1.  When you get to using the quadratic formula, you get two solutions:

   u = 3 or u = 1/3

so  tan^2 x = 3 --> tan x = +/- sqrt3

diagram a right triangle with opposite side to the angle = sqrt3 and adjacent side 1, so the hypotenuse is 2  (remember tan = opp/adj?) and you'll see the angle is pi/3

so for tan x = +sqrt3, you have x = pi/3 +/- k * pi

for tan x = - sqrt3, you get x = 2pi/3 +/- k * pi

then tan x = 1/sqrt 3 gives x = pi/6 +/- k * pi

and  tan x = -1/sqrt 3 gives x = 5pi/6 +/- k* pi



2.  In this one, both the values should work.  What you've done is correct.  Just keep going:

sin^2 x = 1 --> sin x = 1 or sin x = -1

for sin x = 1, x = pi/2 +/- 2k * pi

for sin x = -1, x = 3pi/2 +/- 2k * pi

when sin^2 x = 3/4, then sin x = +- sqrt3 / 2

for sin x = + sqrt3 / 2, you have x = pi/3 +/- 2k * pi and x = 2pi/3 +- 2k * pi

for sin x = - sqrt3 / 2, you have x = 4pi/3 +- 2k * pi and x
= 5pi/3 +- 2k * pi

I hope this is what you needed.

You do nice work.  just use the reference triangles to find the trig values.

Let me know if any of this is not clear.
Steve

---------- FOLLOW-UP ----------

QUESTION: Thank you,

Could you elaborate some on this part: "just use the reference triangles to find the trig values."  This is something that I seem to really not be grasping very well.


Answer
Hi Autumn,

Okay, when you want to find a trig value for "special" angles, those that are multiples of 30 or 45, you want to draw a coordinate axis system (x and y axes) and mark off the angle.

For example, lets take 30 degrees or pi/6.

Draw an angle with the vertex at the origin and the initial side along the positive x-axis.  then draw a 30 degree angle to the terminal side.  Now, if you drop an altitude from the terminal side to the x-axis, you have a right triangle-- the "reference triangle".  the reference angle is always the one to the x-axis, here its 30.

Label the sides with the ratios from the 30-60-90 triangle:

side opp 30 = 1
side opp 60 = sqrt3
hypotenuse  = 2

then, using the 30 and the SOH CAH TOA ratios, find the  trig values:

sin 30 = opp/hyp = 1/2

cos 30 = adj/hyp = sqrt3 / 2

tan 30 = opp/adj = 1/ sqrt3


Lets say the angle is in another quadrant, like theta = 4pi/3.

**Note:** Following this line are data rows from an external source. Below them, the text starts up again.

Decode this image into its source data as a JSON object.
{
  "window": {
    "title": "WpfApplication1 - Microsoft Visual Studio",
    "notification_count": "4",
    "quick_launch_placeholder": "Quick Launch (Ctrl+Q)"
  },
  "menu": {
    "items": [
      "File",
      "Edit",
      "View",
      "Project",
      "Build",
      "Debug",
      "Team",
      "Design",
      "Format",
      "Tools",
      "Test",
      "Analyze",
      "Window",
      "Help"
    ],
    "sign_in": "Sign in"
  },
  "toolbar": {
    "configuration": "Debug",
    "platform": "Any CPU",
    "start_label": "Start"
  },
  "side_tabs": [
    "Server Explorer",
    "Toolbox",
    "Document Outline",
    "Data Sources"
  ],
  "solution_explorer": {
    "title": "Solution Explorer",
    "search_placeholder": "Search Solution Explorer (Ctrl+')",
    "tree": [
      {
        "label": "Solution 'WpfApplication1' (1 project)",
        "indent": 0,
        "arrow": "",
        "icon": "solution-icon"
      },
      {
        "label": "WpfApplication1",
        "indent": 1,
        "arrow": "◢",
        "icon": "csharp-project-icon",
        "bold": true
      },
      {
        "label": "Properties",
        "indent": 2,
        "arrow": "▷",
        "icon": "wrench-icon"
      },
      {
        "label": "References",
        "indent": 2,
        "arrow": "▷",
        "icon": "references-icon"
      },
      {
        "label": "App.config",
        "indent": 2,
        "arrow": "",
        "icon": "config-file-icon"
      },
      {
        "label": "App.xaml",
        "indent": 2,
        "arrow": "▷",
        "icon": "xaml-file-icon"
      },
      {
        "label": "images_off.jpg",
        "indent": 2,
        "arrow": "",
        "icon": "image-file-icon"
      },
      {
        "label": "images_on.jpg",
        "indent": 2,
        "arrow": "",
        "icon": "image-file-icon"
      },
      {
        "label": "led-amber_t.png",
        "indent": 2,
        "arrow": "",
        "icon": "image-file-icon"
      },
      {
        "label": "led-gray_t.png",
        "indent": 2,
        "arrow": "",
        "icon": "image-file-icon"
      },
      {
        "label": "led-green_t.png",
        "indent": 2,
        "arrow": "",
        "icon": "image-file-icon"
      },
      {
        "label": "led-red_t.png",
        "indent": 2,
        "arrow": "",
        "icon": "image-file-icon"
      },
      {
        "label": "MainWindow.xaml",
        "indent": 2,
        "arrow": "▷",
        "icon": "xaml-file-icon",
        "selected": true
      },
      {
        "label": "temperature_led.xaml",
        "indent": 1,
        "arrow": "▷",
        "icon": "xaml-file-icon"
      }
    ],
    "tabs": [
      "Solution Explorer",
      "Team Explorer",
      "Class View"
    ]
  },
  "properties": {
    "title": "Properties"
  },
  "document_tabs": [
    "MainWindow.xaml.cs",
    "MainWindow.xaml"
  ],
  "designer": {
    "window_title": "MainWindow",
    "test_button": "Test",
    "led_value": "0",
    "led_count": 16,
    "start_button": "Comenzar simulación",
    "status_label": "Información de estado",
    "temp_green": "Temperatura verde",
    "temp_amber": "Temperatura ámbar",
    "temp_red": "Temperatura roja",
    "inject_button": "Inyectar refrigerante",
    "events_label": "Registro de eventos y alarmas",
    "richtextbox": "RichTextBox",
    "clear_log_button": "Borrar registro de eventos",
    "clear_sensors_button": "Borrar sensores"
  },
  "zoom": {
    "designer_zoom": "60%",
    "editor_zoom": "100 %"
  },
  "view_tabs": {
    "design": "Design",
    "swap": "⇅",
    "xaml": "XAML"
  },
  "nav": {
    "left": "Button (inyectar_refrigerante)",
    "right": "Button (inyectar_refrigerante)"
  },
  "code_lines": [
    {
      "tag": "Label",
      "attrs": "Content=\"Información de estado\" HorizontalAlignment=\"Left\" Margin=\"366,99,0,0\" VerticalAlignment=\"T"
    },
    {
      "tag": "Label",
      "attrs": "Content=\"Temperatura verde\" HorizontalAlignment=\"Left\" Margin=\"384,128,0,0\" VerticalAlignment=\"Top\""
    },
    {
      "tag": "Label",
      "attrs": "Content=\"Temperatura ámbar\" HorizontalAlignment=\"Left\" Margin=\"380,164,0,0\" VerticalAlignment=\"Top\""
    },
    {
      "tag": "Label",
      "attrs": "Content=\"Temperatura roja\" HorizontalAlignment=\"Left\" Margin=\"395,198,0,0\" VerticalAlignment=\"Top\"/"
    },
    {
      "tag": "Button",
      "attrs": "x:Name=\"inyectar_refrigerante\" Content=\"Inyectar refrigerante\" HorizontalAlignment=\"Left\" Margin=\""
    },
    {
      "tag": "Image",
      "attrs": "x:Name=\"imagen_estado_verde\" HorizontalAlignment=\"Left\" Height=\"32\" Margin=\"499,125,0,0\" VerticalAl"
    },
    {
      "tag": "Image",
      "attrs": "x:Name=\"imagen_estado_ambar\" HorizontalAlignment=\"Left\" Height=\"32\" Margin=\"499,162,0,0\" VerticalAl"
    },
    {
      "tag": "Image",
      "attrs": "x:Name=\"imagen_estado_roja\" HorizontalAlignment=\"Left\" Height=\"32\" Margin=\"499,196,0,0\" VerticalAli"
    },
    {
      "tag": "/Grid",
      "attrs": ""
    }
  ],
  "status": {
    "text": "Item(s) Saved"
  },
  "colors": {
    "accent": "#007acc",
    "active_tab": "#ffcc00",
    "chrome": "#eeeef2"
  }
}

Now, 4pi/3 = 240 degrees, so we rotate an angle into the third quadrant, and drop the altitude back to the x-axis again, and I hope you'll see that the reference angle is 60 (240 - 180).  Now, using the reference triangle, you should have the side along the negative x-axis as -1, the hypotenuse as 2 and the altitude as -sqrt3, using the ratios.

Then sin 4pi/3 = opp/hyp = -sqrt3 / 2

    cos 4pi/3 = adj/hyp = - 1/2

    tan 4pi/3 = opp/adj = -sqrt3 / -1 = sqrt 3

You can do this for any of these special angles.

I hope you can understand this okay.

Steve